Of the two evenings of varied repertory that the pianist Andras Schiff presented at Carnegie Hall this week, the first, on Tuesday, was mightily impressive; the second, on Thursday, was nothing short of astounding.
Both were cut from the same fabric, each representing a cross-section of Mr. Schiff’s typical fare but centering on a relatively new preoccupation: the late piano works of Brahms, aphorisms seemingly packed with late-night thoughts, mellow or melancholy, haunted or serene.
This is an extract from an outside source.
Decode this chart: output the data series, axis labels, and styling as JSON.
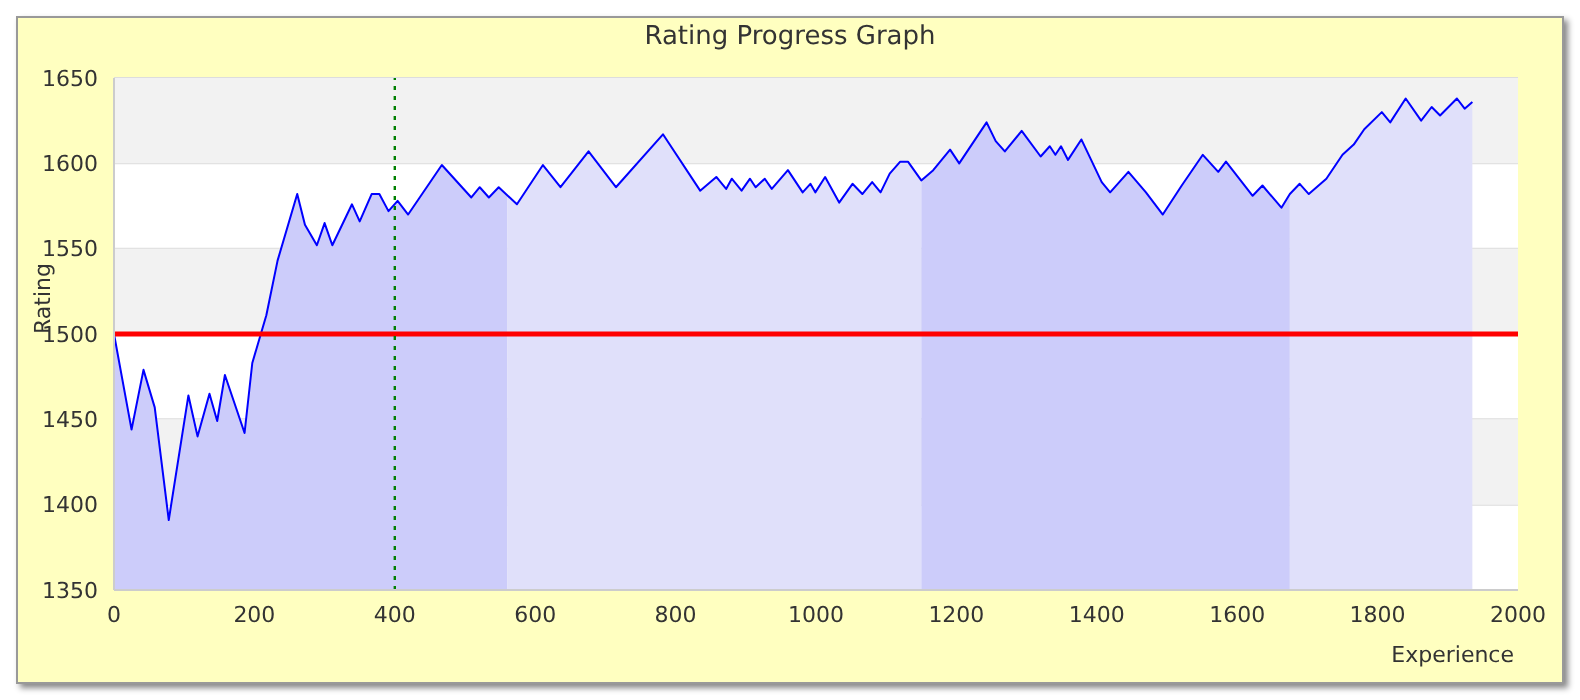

On Tuesday Mr. Schiff surrounded the pieces of Brahms’s Opuses 76 and 116 with works by Mendelssohn, Beethoven and Bach of a similarly reflective cast. Closely considered key relationships led from one composer to another.
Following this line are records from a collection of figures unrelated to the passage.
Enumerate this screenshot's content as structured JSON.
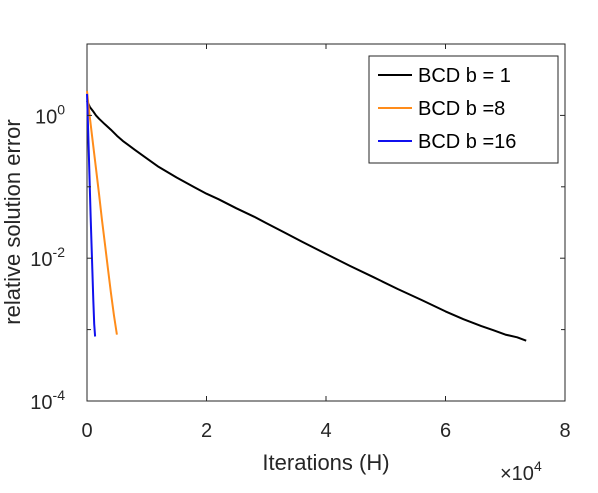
{
  "chart_data": {
    "type": "line",
    "xlabel": "Iterations (H)",
    "ylabel": "relative solution error",
    "x_multiplier_label": {
      "base": "×10",
      "exponent": "4"
    },
    "xlim": [
      0,
      80000
    ],
    "ylim": [
      0.0001,
      10
    ],
    "yscale": "log",
    "x_ticks": [
      {
        "value": 0,
        "label": "0"
      },
      {
        "value": 20000,
        "label": "2"
      },
      {
        "value": 40000,
        "label": "4"
      },
      {
        "value": 60000,
        "label": "6"
      },
      {
        "value": 80000,
        "label": "8"
      }
    ],
    "y_ticks": [
      {
        "value": 0.0001,
        "base": "10",
        "exp": "-4"
      },
      {
        "value": 0.01,
        "base": "10",
        "exp": "-2"
      },
      {
        "value": 1,
        "base": "10",
        "exp": "0"
      }
    ],
    "grid": false,
    "legend_position": "top-right",
    "series": [
      {
        "name": "BCD b = 1",
        "color": "#000000",
        "x": [
          0,
          500,
          1000,
          1500,
          2000,
          3000,
          4000,
          5000,
          6000,
          8000,
          10000,
          12000,
          15000,
          18000,
          20000,
          22000,
          25000,
          28000,
          30000,
          33000,
          36000,
          40000,
          44000,
          48000,
          52000,
          56000,
          60000,
          63000,
          66000,
          68000,
          70000,
          72000,
          73500
        ],
        "y": [
          1.6,
          1.3,
          1.15,
          1.0,
          0.9,
          0.75,
          0.63,
          0.52,
          0.44,
          0.33,
          0.25,
          0.19,
          0.135,
          0.098,
          0.08,
          0.067,
          0.05,
          0.038,
          0.031,
          0.023,
          0.017,
          0.0115,
          0.0078,
          0.0054,
          0.0037,
          0.0026,
          0.0018,
          0.0014,
          0.00112,
          0.00098,
          0.00085,
          0.00078,
          0.0007
        ]
      },
      {
        "name": "BCD b =8",
        "color": "#ff8c1a",
        "x": [
          0,
          200,
          500,
          1000,
          1500,
          2000,
          2500,
          3000,
          3500,
          4000,
          4500,
          5000
        ],
        "y": [
          2.2,
          1.5,
          0.9,
          0.4,
          0.18,
          0.08,
          0.035,
          0.016,
          0.0072,
          0.0033,
          0.0016,
          0.00085
        ]
      },
      {
        "name": "BCD b =16",
        "color": "#1010ee",
        "x": [
          0,
          150,
          300,
          450,
          600,
          750,
          900,
          1050,
          1200,
          1350
        ],
        "y": [
          2.0,
          0.8,
          0.3,
          0.11,
          0.04,
          0.016,
          0.0065,
          0.0026,
          0.0012,
          0.0008
        ]
      }
    ]
  }
}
On Thursday, he went a considerable step further, actually connecting one utterance to the next. He played the first half of the program — Schumann’s Variations on an Original Theme, Brahms’s Three Intermezzos (Op. 117), Mozart’s Rondo in A minor (K. 511) and Brahms’s six “Klavierstücke” (Op. 118) — in a seamless hourlong flow. Prior harmonies seemed to hang in the air, coloring new ones.
It was an amazing feat of physical stamina and mental concentration for the 64-year-old Mr. Schiff, and it demanded some of the same from listeners, who were caught unawares. The program book gave no hint of this bold stroke; nor did Mr. Schiff, who has an impish streak and likes to surprise, say anything from the stage.
Most listeners seemed as enthralled as I was by what amounted to a tour of Mr. Schiff’s capacious yet crowded mind, which houses all of Bach’s keyboard music and much by many others. For him, individual works must jostle up against one another like this all the time.